Nearly 90 years ago, Congress passed the Federal Arbitration Act to reverse the repugnance many state judges of that period had to arbitration agreements. In the past two decades, the Supreme Court has been rereading this law expansively to find a national policy favoring arbitration over litigation. Today’s justices claim they force arbitration only on those who freely opt for it, in accord with the principles of contracting. But they have redefined the meaning of contracting. For example, if you and your business partner agree to resolve disputes between the two of you in arbitration, the court may well rule that you also agreed to arbitrate with your business’ advisors too. In a more extreme and recent example, the court, by a 5-4 vote, simply ignored state laws that invalidate contracts that are unconscionable.

The court puts few curbs on its enthusiasm for promoting arbitration. It highlights no settings where it should be disfavored and rarely questions whether standardized forms pass muster as contracts, though this habit appears to make at least a few of the justices uncomfortable.

A new context where the court could set limits on arbitration emerged this month when the Carlyle Group, a private equity firm, announced plans to sell its securities to the public. It proposed language in its partnership agreement to require holders of its securities to resolve any dispute with the firm in arbitration, not court.

Following decades of precedent, the Securities and Exchange Commission refused to permit the offering to go forward with that provision.
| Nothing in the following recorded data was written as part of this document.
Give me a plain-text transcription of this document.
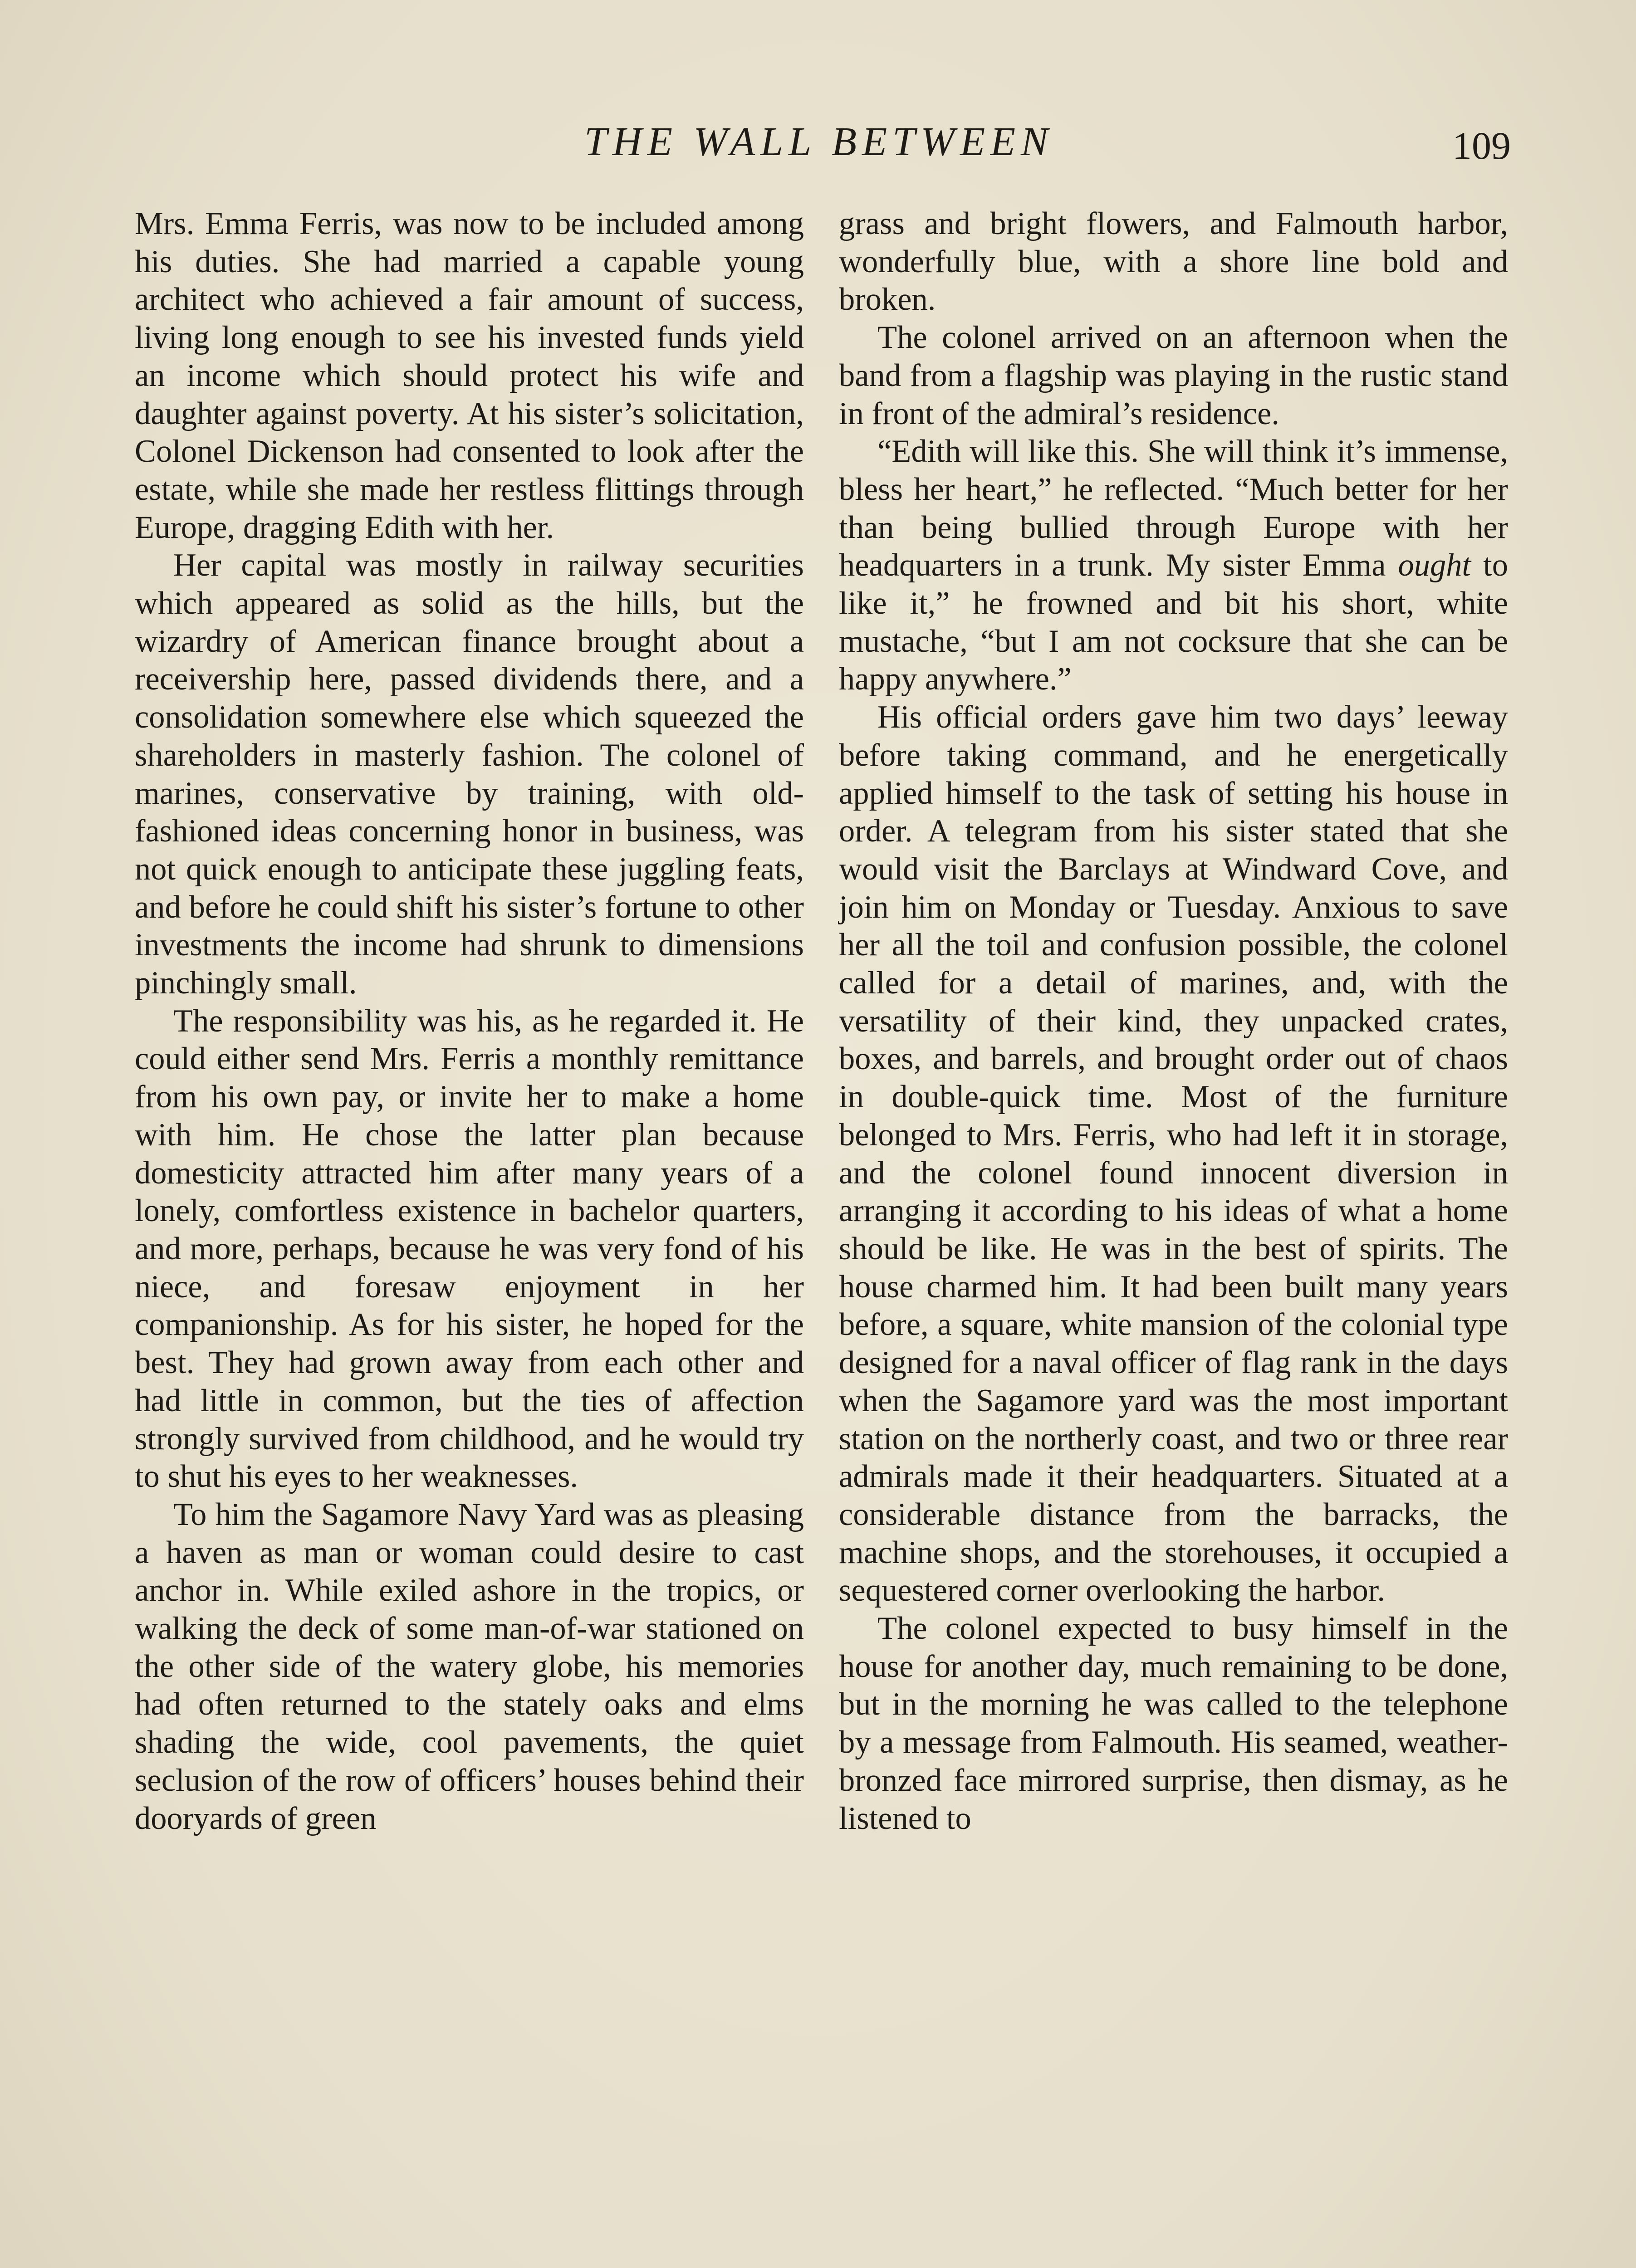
THE WALL BETWEEN	109

Mrs. Emma Ferris, was now to be included among his duties. She had married a capable young architect who achieved a fair amount of success, living long enough to see his invested funds yield an income which should protect his wife and daughter against poverty. At his sister’s solicitation, Colonel Dickenson had consented to look after the estate, while she made her restless flittings through Europe, dragging Edith with her.

Her capital was mostly in railway securities which appeared as solid as the hills, but the wizardry of American finance brought about a receivership here, passed dividends there, and a consolidation somewhere else which squeezed the shareholders in masterly fashion. The colonel of marines, conservative by training, with old-fashioned ideas concerning honor in business, was not quick enough to anticipate these juggling feats, and before he could shift his sister’s fortune to other investments the income had shrunk to dimensions pinchingly small.

The responsibility was his, as he regarded it. He could either send Mrs. Ferris a monthly remittance from his own pay, or invite her to make a home with him. He chose the latter plan because domesticity attracted him after many years of a lonely, comfortless existence in bachelor quarters, and more, perhaps, because he was very fond of his niece, and foresaw enjoyment in her companionship. As for his sister, he hoped for the best. They had grown away from each other and had little in common, but the ties of affection strongly survived from childhood, and he would try to shut his eyes to her weaknesses.

To him the Sagamore Navy Yard was as pleasing a haven as man or woman could desire to cast anchor in. While exiled ashore in the tropics, or walking the deck of some man-of-war stationed on the other side of the watery globe, his memories had often returned to the stately oaks and elms shading the wide, cool pavements, the quiet seclusion of the row of officers’ houses behind their dooryards of green

grass and bright flowers, and Falmouth harbor, wonderfully blue, with a shore line bold and broken.

The colonel arrived on an afternoon when the band from a flagship was playing in the rustic stand in front of the admiral’s residence.

“Edith will like this. She will think it’s immense, bless her heart,” he reflected. “Much better for her than being bullied through Europe with her headquarters in a trunk. My sister Emma ought to like it,” he frowned and bit his short, white mustache, “but I am not cocksure that she can be happy anywhere.”

His official orders gave him two days’ leeway before taking command, and he energetically applied himself to the task of setting his house in order. A telegram from his sister stated that she would visit the Barclays at Windward Cove, and join him on Monday or Tuesday. Anxious to save her all the toil and confusion possible, the colonel called for a detail of marines, and, with the versatility of their kind, they unpacked crates, boxes, and barrels, and brought order out of chaos in double-quick time. Most of the furniture belonged to Mrs. Ferris, who had left it in storage, and the colonel found innocent diversion in arranging it according to his ideas of what a home should be like. He was in the best of spirits. The house charmed him. It had been built many years before, a square, white mansion of the colonial type designed for a naval officer of flag rank in the days when the Sagamore yard was the most important station on the northerly coast, and two or three rear admirals made it their headquarters. Situated at a considerable distance from the barracks, the machine shops, and the storehouses, it occupied a sequestered corner overlooking the harbor.

The colonel expected to busy himself in the house for another day, much remaining to be done, but in the morning he was called to the telephone by a message from Falmouth. His seamed, weather-bronzed face mirrored surprise, then dismay, as he listened to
It referenced a venerable federal securities law holding invalid any agreement that would weaken its investor protections. Access to the federal judiciary is a core aspect of these protections. Otherwise, investors deceived by misleading disclosure would not get their day in court, and the public would never learn of the injustice. A principal purpose of the federal securities laws is to deter fraud — something the prospect of a protracted public trial offers that a private, confidential arbitration hearing does not. As a result of the commission’s pushback, and investor revolts, Carlyle withdrew its proposal.

That will not end the story, however, because other companies are intrigued by Carlyle’s position. And the Supreme Court’s strong bias favoring arbitration today raises doubts about whether it would back the commission’s time-honored stance. Therefore, companies that have public shares outstanding are likely to propose adding mandatory arbitration clauses to their charters. Yet the FAA never contemplated arbitration dictated by a corporate charter, only in a contract. A contract is epitomized by two parties in an exchange, not a group referendum passed by majority vote. So you might expect the Supreme Court to respect the long-standing national policy of investor protection that gives investors their day in court to challenge securities fraud.

But the Supreme Court, being captivated by arbitration and prone to stretching its imagination in this field, may find an innovative way to circumvent even this common-sense view. It could portray a corporate charter as a contract binding on even those who opposed it and rebuke the commission’s public policy concerns to channel all disputes over corporate securities into closed-door arbitration hearings.

The court’s unorthodox course has caught the attention of members of Congress, where bills are being proposed to invalidate mandatory arbitration clauses in certain settings. But the general public must be properly informed about this ongoing revolution in dispute resolution, which has been slyly stoked by a small group of judges in Washington whose biases paradoxically oppose the traditions of justice to which they swore professional allegiance.